Nnauye said he had “nothing to regret or no grudges with the president” in a telephone interview the day after he was fired by President Magufuli.
The former minister, who took office in December 2015, said he did not know why the president sacked him, but agreed with his decision.
“I thanked him for working with him for one year,” said Nnauye, adding that there were many Tanzanians “capable” of being ministers. He said he had no hard feelings for his replacement Harrison Mwakyembe.
“He’s a lawyer, journalist, he practised journalism, so he will help the industry. So I just said I wished him all the best and I’ll continue to be a good citizen, loyal to my country, loyal to my party, loyal to my constituency,” said Nnauye.
Nnauye reportedly tried to hold a press conference following his dismissal, but was prevented from addressing journalists in Dar es Salaam because a gunman interrupted proceedings.

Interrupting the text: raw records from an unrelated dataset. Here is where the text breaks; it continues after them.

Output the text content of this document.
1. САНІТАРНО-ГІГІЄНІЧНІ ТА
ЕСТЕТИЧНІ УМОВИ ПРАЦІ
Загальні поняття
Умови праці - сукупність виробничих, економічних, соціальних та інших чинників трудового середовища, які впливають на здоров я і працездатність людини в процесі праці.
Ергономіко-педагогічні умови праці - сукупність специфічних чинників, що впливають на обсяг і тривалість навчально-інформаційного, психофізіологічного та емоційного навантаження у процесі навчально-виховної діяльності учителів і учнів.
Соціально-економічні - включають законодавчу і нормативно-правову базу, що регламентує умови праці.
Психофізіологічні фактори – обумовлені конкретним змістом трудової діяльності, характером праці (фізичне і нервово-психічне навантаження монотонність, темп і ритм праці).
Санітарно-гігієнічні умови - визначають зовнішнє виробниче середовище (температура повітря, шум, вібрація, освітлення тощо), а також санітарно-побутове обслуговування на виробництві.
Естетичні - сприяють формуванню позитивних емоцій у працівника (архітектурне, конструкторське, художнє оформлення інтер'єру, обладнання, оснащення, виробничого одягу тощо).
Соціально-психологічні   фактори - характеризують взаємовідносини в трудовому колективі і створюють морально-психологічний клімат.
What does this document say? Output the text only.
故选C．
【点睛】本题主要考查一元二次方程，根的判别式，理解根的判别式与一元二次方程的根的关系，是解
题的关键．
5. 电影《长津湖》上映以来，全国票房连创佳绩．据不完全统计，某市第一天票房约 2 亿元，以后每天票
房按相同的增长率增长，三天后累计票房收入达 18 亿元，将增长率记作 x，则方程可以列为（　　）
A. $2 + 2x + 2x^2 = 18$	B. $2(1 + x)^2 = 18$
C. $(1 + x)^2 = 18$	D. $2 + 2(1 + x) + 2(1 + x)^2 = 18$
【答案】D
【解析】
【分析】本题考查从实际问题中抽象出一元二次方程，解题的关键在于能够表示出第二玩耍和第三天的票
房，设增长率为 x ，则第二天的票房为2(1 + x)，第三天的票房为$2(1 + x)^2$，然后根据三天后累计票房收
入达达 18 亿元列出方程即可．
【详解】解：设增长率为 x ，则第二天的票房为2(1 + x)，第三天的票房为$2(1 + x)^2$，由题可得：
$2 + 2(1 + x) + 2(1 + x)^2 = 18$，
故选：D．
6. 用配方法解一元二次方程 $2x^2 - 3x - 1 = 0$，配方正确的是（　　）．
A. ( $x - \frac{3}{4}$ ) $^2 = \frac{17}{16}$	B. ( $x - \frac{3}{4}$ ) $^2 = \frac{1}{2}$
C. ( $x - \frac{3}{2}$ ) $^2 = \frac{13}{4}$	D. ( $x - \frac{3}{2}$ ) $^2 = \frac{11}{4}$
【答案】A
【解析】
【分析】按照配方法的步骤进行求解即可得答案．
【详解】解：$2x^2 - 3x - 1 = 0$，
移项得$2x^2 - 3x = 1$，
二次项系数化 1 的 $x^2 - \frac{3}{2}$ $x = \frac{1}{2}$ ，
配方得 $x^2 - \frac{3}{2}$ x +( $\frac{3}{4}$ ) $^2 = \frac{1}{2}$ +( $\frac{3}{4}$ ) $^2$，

“It was not something good,” said Nnauye, saying that he was “shocked” to have a gun pointed at him. However, it is not clear whether the gunman was a plain clothes police officer or not.
“He wasn’t in uniform anyway – you can’t say he was a policemen – but it looked like he was a policeman, but not uniformed,” said Nnauye, explaining that the authorities had begun an investigation.
“I heard the minister of home affairs has given a statement saying they’re looking for the guy who did it,” said the sacked minister.
“These incidents should not be allowed to continue to happen to people, especially when freedom of speech, freedom of expression, freedom of press is concerned,” said Nnauye, “you know it paints a bad image”.
Nnauye’s dismissal came a few days after he launched an enquiry into an alleged raid on a private television station by a senior government official on 17 March.
Paul Makonda, Dar es Salaam’s regional commissioner, reportedly stormed into the offices of the Clouds FM Media Group with armed men and demanded the airing of a video discrediting a local pastor.